Four years on, and with America restored to its position as a force to be reckoned with in world boxing, expectations are high.

And Walsh hopes the unease caused by the coronavirus crisis won’t have an effect on his fighters being ready to rock the time the Olympics finally get under way.

He added: “It’s a time of uncertainty but we had a talk with the team reminding them of the big picture.

“At the moment, the Olympic Games are going to go ahead. In China, where this all began, it has started to dissipate. They started in December where we’re only starting now, so we’re only a few months behind them – whether they move the Olympic Games or not I don’t know, but the Olympic Games is going to happen.

“They seem to be getting a handle on it so if we’re healthy, we’ll be allowed to go there. It’s all very messy at the moment but we’re remaining focused and staying in a positive mind that it’s going to happen at some stage.

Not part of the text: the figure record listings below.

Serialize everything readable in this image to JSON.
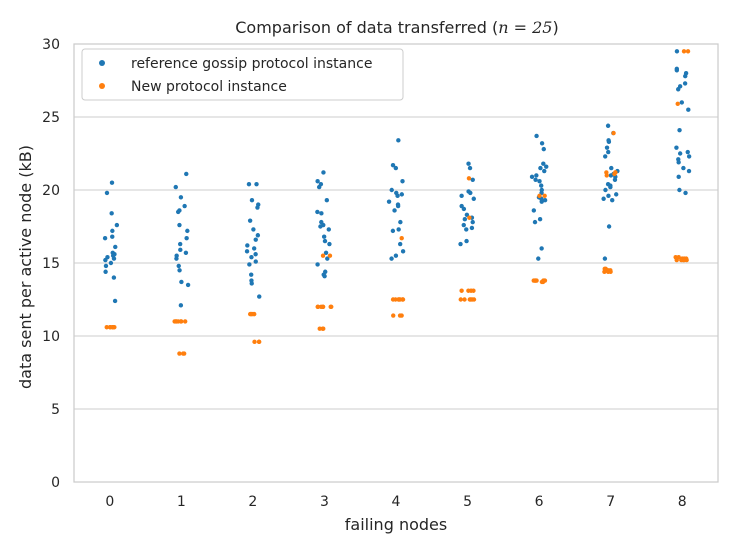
{
  "chart_data": {
    "type": "scatter",
    "title": "Comparison of data transferred (n = 25)",
    "title_parts": {
      "prefix": "Comparison of data transferred (",
      "math": "n = 25",
      "suffix": ")"
    },
    "xlabel": "failing nodes",
    "ylabel": "data sent per active node (kB)",
    "ylim": [
      0,
      30
    ],
    "y_ticks": [
      0,
      5,
      10,
      15,
      20,
      25,
      30
    ],
    "categories": [
      "0",
      "1",
      "2",
      "3",
      "4",
      "5",
      "6",
      "7",
      "8"
    ],
    "grid": "horizontal",
    "legend_position": "top-left",
    "series": [
      {
        "name": "reference gossip protocol instance",
        "color": "#1f77b4",
        "values": [
          [
            20.5,
            19.8,
            18.4,
            17.6,
            17.2,
            16.8,
            16.7,
            16.1,
            15.7,
            15.6,
            15.5,
            15.4,
            15.3,
            15.2,
            15.0,
            14.8,
            14.4,
            14.0,
            12.4
          ],
          [
            21.1,
            20.2,
            19.5,
            18.9,
            18.6,
            18.5,
            17.6,
            17.2,
            16.7,
            16.3,
            15.9,
            15.7,
            15.5,
            15.3,
            14.8,
            14.5,
            13.7,
            13.5,
            12.1
          ],
          [
            20.4,
            20.4,
            19.3,
            19.0,
            18.8,
            17.9,
            17.3,
            16.9,
            16.6,
            16.2,
            16.0,
            15.8,
            15.6,
            15.4,
            15.1,
            14.9,
            14.2,
            13.8,
            13.6,
            12.7
          ],
          [
            21.2,
            20.6,
            20.4,
            20.2,
            19.3,
            18.5,
            18.4,
            17.8,
            17.6,
            17.5,
            17.3,
            16.8,
            16.5,
            16.3,
            15.7,
            15.3,
            14.9,
            14.4,
            14.2,
            14.1
          ],
          [
            23.4,
            21.7,
            21.5,
            20.6,
            20.0,
            19.8,
            19.7,
            19.6,
            19.2,
            19.0,
            18.9,
            18.6,
            17.8,
            17.3,
            17.2,
            16.3,
            15.8,
            15.5,
            15.3
          ],
          [
            21.8,
            21.5,
            20.7,
            19.9,
            19.8,
            19.6,
            19.4,
            18.9,
            18.7,
            18.3,
            18.1,
            18.0,
            17.8,
            17.6,
            17.4,
            17.3,
            16.5,
            16.3
          ],
          [
            23.7,
            23.2,
            22.8,
            21.8,
            21.6,
            21.5,
            21.3,
            21.0,
            20.9,
            20.7,
            20.6,
            20.3,
            20.0,
            19.8,
            19.5,
            19.4,
            19.3,
            19.2,
            18.6,
            18.0,
            17.8,
            16.0,
            15.3
          ],
          [
            24.4,
            23.9,
            23.4,
            23.3,
            22.9,
            22.6,
            22.3,
            21.5,
            21.3,
            21.1,
            21.0,
            20.9,
            20.7,
            20.4,
            20.3,
            20.2,
            20.0,
            19.7,
            19.6,
            19.4,
            19.3,
            17.5,
            15.3
          ],
          [
            29.5,
            28.3,
            28.2,
            28.0,
            27.8,
            27.3,
            27.1,
            26.9,
            26.0,
            25.5,
            24.1,
            22.9,
            22.6,
            22.5,
            22.3,
            22.1,
            21.9,
            21.5,
            21.3,
            20.9,
            19.8,
            20.0
          ]
        ]
      },
      {
        "name": "New protocol instance",
        "color": "#ff7f0e",
        "values": [
          [
            10.6,
            10.6,
            10.6,
            10.6,
            10.6,
            10.6,
            10.6
          ],
          [
            11.0,
            11.0,
            11.0,
            11.0,
            11.0,
            11.0,
            11.0,
            8.8,
            8.8,
            8.8
          ],
          [
            11.5,
            11.5,
            11.5,
            11.5,
            11.5,
            11.5,
            9.6,
            9.6,
            9.6
          ],
          [
            15.5,
            15.5,
            12.0,
            12.0,
            12.0,
            12.0,
            12.0,
            12.0,
            12.0,
            10.5,
            10.5,
            10.5
          ],
          [
            16.7,
            12.5,
            12.5,
            12.5,
            12.5,
            12.5,
            12.5,
            12.5,
            11.4,
            11.4,
            11.4
          ],
          [
            20.8,
            18.1,
            13.1,
            13.1,
            13.1,
            13.1,
            12.5,
            12.5,
            12.5,
            12.5,
            12.5,
            12.5
          ],
          [
            19.6,
            19.6,
            13.8,
            13.8,
            13.8,
            13.8,
            13.8,
            13.8,
            13.8,
            13.8,
            13.7,
            13.7
          ],
          [
            23.9,
            21.2,
            21.2,
            21.2,
            21.1,
            21.0,
            14.6,
            14.6,
            14.5,
            14.5,
            14.5,
            14.4,
            14.4,
            14.4
          ],
          [
            29.5,
            29.5,
            25.9,
            15.4,
            15.4,
            15.3,
            15.3,
            15.3,
            15.2,
            15.2,
            15.2,
            15.2,
            15.2
          ]
        ]
      }
    ]
  }
}
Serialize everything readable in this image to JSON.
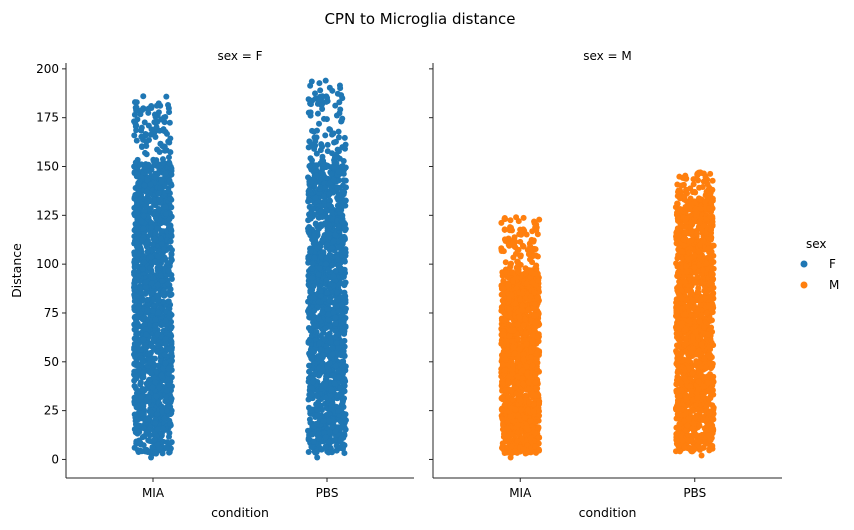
{
  "figure": {
    "suptitle": "CPN to Microglia distance"
  },
  "colors": {
    "F": "#1f77b4",
    "M": "#ff7f0e",
    "axis": "#262626"
  },
  "legend": {
    "title": "sex",
    "placement": "right",
    "items": [
      {
        "label": "F",
        "color": "#1f77b4"
      },
      {
        "label": "M",
        "color": "#ff7f0e"
      }
    ]
  },
  "chart_data": [
    {
      "type": "scatter",
      "subtype": "stripplot",
      "title": "sex = F",
      "xlabel": "condition",
      "ylabel": "Distance",
      "categories": [
        "MIA",
        "PBS"
      ],
      "ylim": [
        -9.5,
        203
      ],
      "yticks": [
        0,
        25,
        50,
        75,
        100,
        125,
        150,
        175,
        200
      ],
      "grid": false,
      "series": [
        {
          "name": "F",
          "category": "MIA",
          "y_min": 1,
          "y_max": 186,
          "dense_until": 150
        },
        {
          "name": "F",
          "category": "PBS",
          "y_min": 1,
          "y_max": 194,
          "dense_until": 150
        }
      ]
    },
    {
      "type": "scatter",
      "subtype": "stripplot",
      "title": "sex = M",
      "xlabel": "condition",
      "ylabel": "",
      "categories": [
        "MIA",
        "PBS"
      ],
      "ylim": [
        -9.5,
        203
      ],
      "yticks": [
        0,
        25,
        50,
        75,
        100,
        125,
        150,
        175,
        200
      ],
      "grid": false,
      "series": [
        {
          "name": "M",
          "category": "MIA",
          "y_min": 1,
          "y_max": 124,
          "dense_until": 95
        },
        {
          "name": "M",
          "category": "PBS",
          "y_min": 2,
          "y_max": 147,
          "dense_until": 128
        }
      ]
    }
  ]
}
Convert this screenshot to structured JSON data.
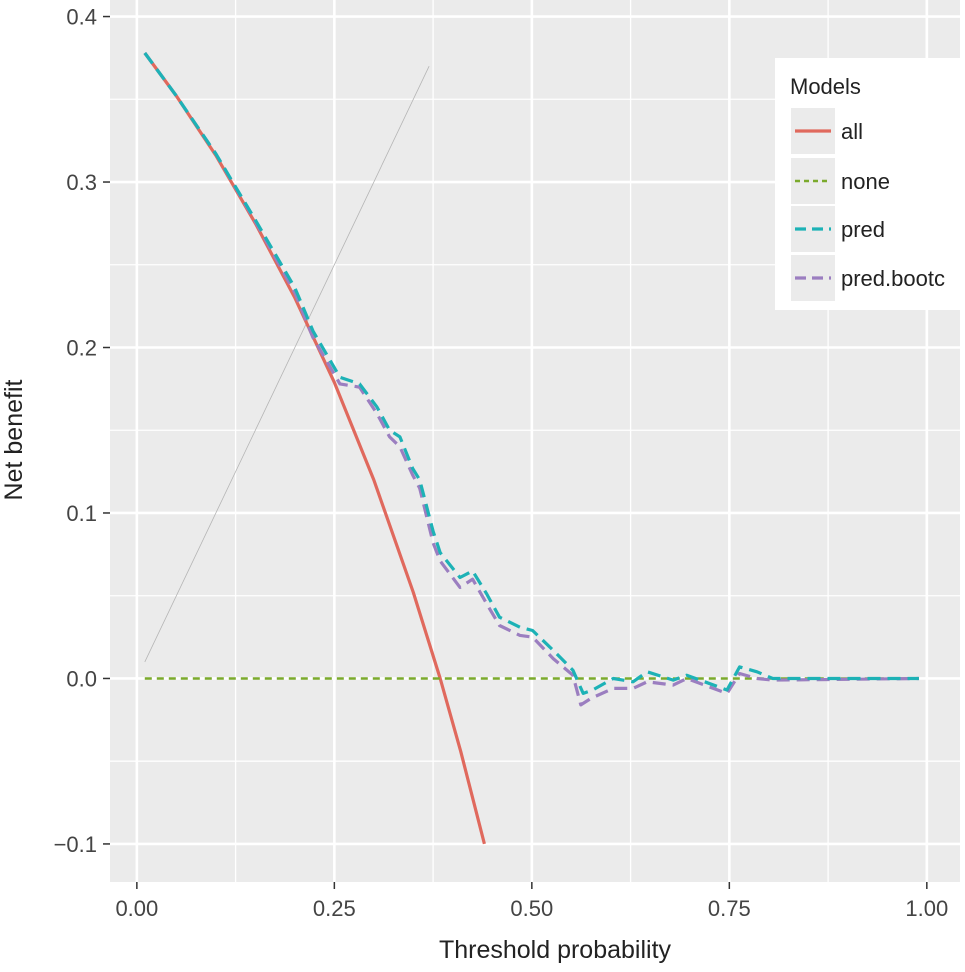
{
  "chart_data": {
    "type": "line",
    "title": "",
    "xlabel": "Threshold probability",
    "ylabel": "Net benefit",
    "xlim": [
      -0.034,
      1.042
    ],
    "ylim": [
      -0.123,
      0.41
    ],
    "xticks": [
      0,
      0.25,
      0.5,
      0.75,
      1
    ],
    "xtick_labels": [
      "0.00",
      "0.25",
      "0.50",
      "0.75",
      "1.00"
    ],
    "yticks": [
      -0.1,
      0,
      0.1,
      0.2,
      0.3,
      0.4
    ],
    "ytick_labels": [
      "−0.1",
      "0.0",
      "0.1",
      "0.2",
      "0.3",
      "0.4"
    ],
    "grid": true,
    "legend": {
      "title": "Models",
      "placement": "top-right"
    },
    "series": [
      {
        "name": "all",
        "color": "#E0695D",
        "dash": "solid",
        "x": [
          0.01,
          0.05,
          0.1,
          0.15,
          0.2,
          0.25,
          0.3,
          0.35,
          0.384,
          0.41,
          0.44
        ],
        "y": [
          0.378,
          0.352,
          0.316,
          0.275,
          0.23,
          0.179,
          0.12,
          0.052,
          0.0,
          -0.044,
          -0.1
        ]
      },
      {
        "name": "none",
        "color": "#7BAA2C",
        "dash": "dotted",
        "x": [
          0.01,
          0.99
        ],
        "y": [
          0,
          0
        ]
      },
      {
        "name": "pred",
        "color": "#1DB2B6",
        "dash": "dashed",
        "x": [
          0.01,
          0.05,
          0.1,
          0.15,
          0.2,
          0.223,
          0.257,
          0.282,
          0.304,
          0.32,
          0.333,
          0.349,
          0.358,
          0.375,
          0.384,
          0.409,
          0.425,
          0.443,
          0.459,
          0.485,
          0.501,
          0.527,
          0.552,
          0.565,
          0.577,
          0.603,
          0.628,
          0.646,
          0.679,
          0.696,
          0.747,
          0.763,
          0.785,
          0.805,
          0.99
        ],
        "y": [
          0.378,
          0.352,
          0.317,
          0.277,
          0.236,
          0.21,
          0.182,
          0.178,
          0.164,
          0.15,
          0.146,
          0.127,
          0.12,
          0.089,
          0.076,
          0.061,
          0.065,
          0.051,
          0.037,
          0.031,
          0.029,
          0.017,
          0.005,
          -0.009,
          -0.007,
          0.0,
          -0.002,
          0.004,
          -0.001,
          0.002,
          -0.007,
          0.007,
          0.004,
          0.0,
          0.0
        ]
      },
      {
        "name": "pred.bootc",
        "color": "#9B7EC0",
        "dash": "dashed",
        "x": [
          0.01,
          0.05,
          0.1,
          0.15,
          0.2,
          0.223,
          0.257,
          0.282,
          0.304,
          0.32,
          0.333,
          0.349,
          0.358,
          0.375,
          0.384,
          0.409,
          0.425,
          0.443,
          0.459,
          0.485,
          0.501,
          0.527,
          0.552,
          0.562,
          0.575,
          0.603,
          0.628,
          0.646,
          0.679,
          0.696,
          0.747,
          0.763,
          0.785,
          0.805,
          0.99
        ],
        "y": [
          0.378,
          0.352,
          0.317,
          0.276,
          0.233,
          0.206,
          0.178,
          0.176,
          0.16,
          0.146,
          0.14,
          0.123,
          0.115,
          0.082,
          0.071,
          0.055,
          0.06,
          0.045,
          0.032,
          0.026,
          0.025,
          0.012,
          0.002,
          -0.016,
          -0.012,
          -0.006,
          -0.006,
          -0.002,
          -0.004,
          0.0,
          -0.009,
          0.003,
          0.0,
          -0.001,
          0.0
        ]
      },
      {
        "name": "",
        "color": "#B5B5B5",
        "dash": "thin",
        "x": [
          0.01,
          0.37
        ],
        "y": [
          0.01,
          0.37
        ]
      }
    ]
  }
}
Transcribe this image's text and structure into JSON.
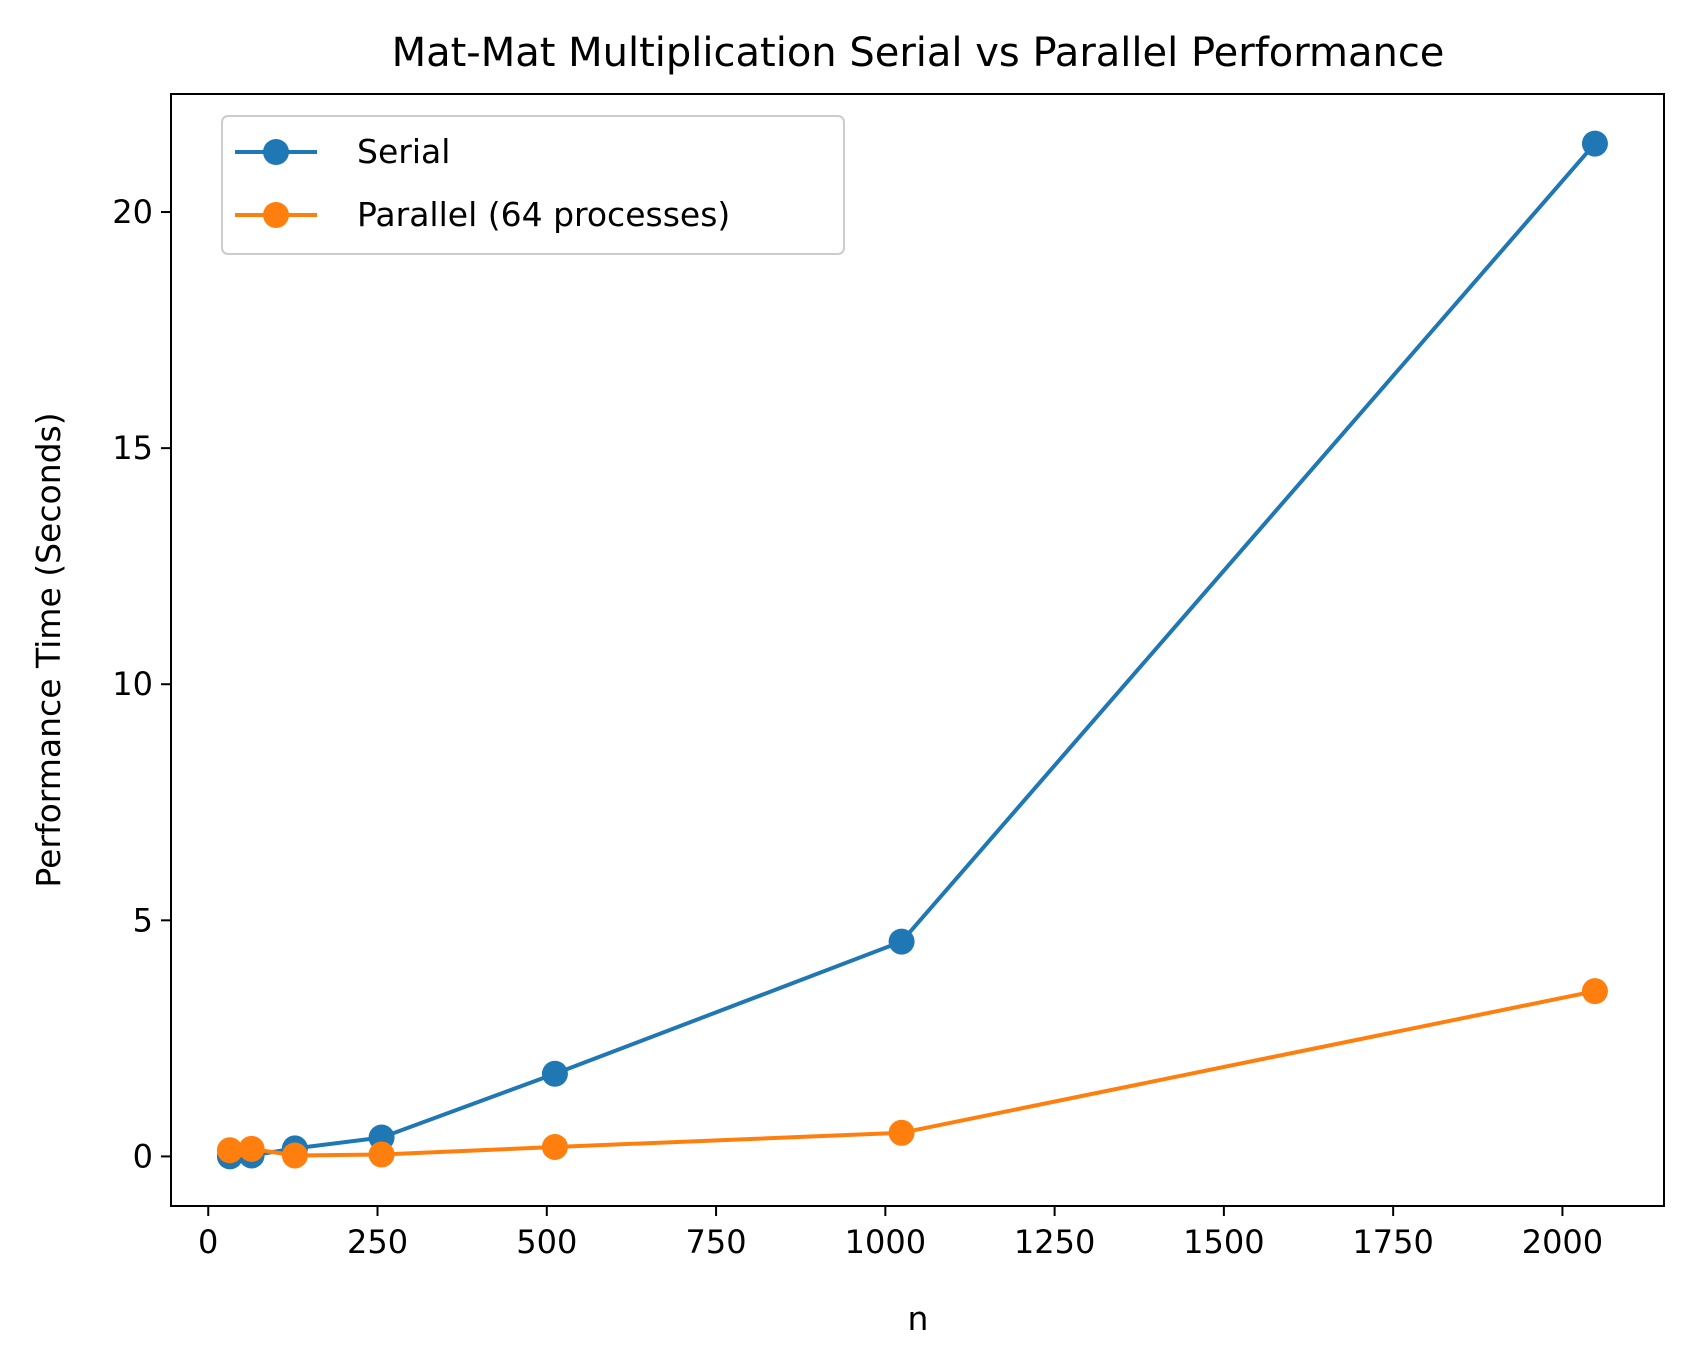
{
  "chart_data": {
    "type": "line",
    "title": "Mat-Mat Multiplication Serial vs Parallel Performance",
    "xlabel": "n",
    "ylabel": "Performance Time (Seconds)",
    "xlim": [
      -55,
      2150
    ],
    "ylim": [
      -1.05,
      22.5
    ],
    "xticks": [
      0,
      250,
      500,
      750,
      1000,
      1250,
      1500,
      1750,
      2000
    ],
    "yticks": [
      0,
      5,
      10,
      15,
      20
    ],
    "grid": false,
    "legend_position": "top-left",
    "series": [
      {
        "name": "Serial",
        "color": "#1f77b4",
        "x": [
          32,
          64,
          128,
          256,
          512,
          1024,
          2048
        ],
        "y": [
          0.0,
          0.02,
          0.17,
          0.4,
          1.75,
          4.55,
          21.45
        ]
      },
      {
        "name": "Parallel (64 processes)",
        "color": "#ff7f0e",
        "x": [
          32,
          64,
          128,
          256,
          512,
          1024,
          2048
        ],
        "y": [
          0.13,
          0.16,
          0.02,
          0.04,
          0.2,
          0.5,
          3.5
        ]
      }
    ]
  }
}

“In every crisis there are also opportunities, and I’ve been saying to our guys this is a chance to go back to basics, improve our skills and our physicality over this period of time and when the occasion comes, we’ll be ready.”

OFF LEAD

BRENDAN Irvine was still only a young boy when he burst onto the scene at the tail end of Billy Walsh’s successful spell as head coach of the Irish team.

After winning his first national elite title at the start of 2015, aged just 18, Irvine accelerated through the ranks, winning light-fly silver at the inaugural European Games that summer to announce his arrival on the international scene.

A year later he was preparing for the Olympic Games in Rio before taking home silver from the 2018 Commonwealth Games in Australia. Since then, though, it was one setback after another, with a wrist injury followed by a fractured foot leaving ‘Wee Rooster’ on the sidelines for much of the past two years.

Irvine was in a race against time to be back for a crack at the Olympic qualifiers in London but, having made it onto the team, he was only Irish boxer who beat the clock to secure his spot at Tokyo 2020 – winning the fight he needed to on the same night the event was suspended.

Watching on from across the pond was Walsh, full of admiration for the man Irvine has become in the face of troubling times.

“I messaged him when he qualified,” said the Wexford man.

“It’s a great testament to his character and the person that he is because he’s had two years of hell between hand and foot problems. But he kept working, got himself back in the position where he was able to go to the qualifiers and then go on and get the job done. He’s a quality man and a class act.”

At the same World Championships where Michael Conlan became the first Irishman to return home with gold, Irvine also made his bow on the big stage in what would turn out to be Walsh’s final appearance in an Irish corner.

He recalls even then thinking back then towards the end of 2015 that this was a young man going places.

“He was the new kid on the scene when I was there, but I remember him going to the 2015 World Championships where he beat USA’s Nico Fernandez – Nico went on to win bronze in Rio.

“Then he pushed the Cuban [Joahnys Argilagos] very close; that was a great fight. He was absolutely brilliant, especially considering this was a young kid in one of his first big international competitions.

“I was over the moon for him last week. Two-time Olympian… that’s something to be very proud of.”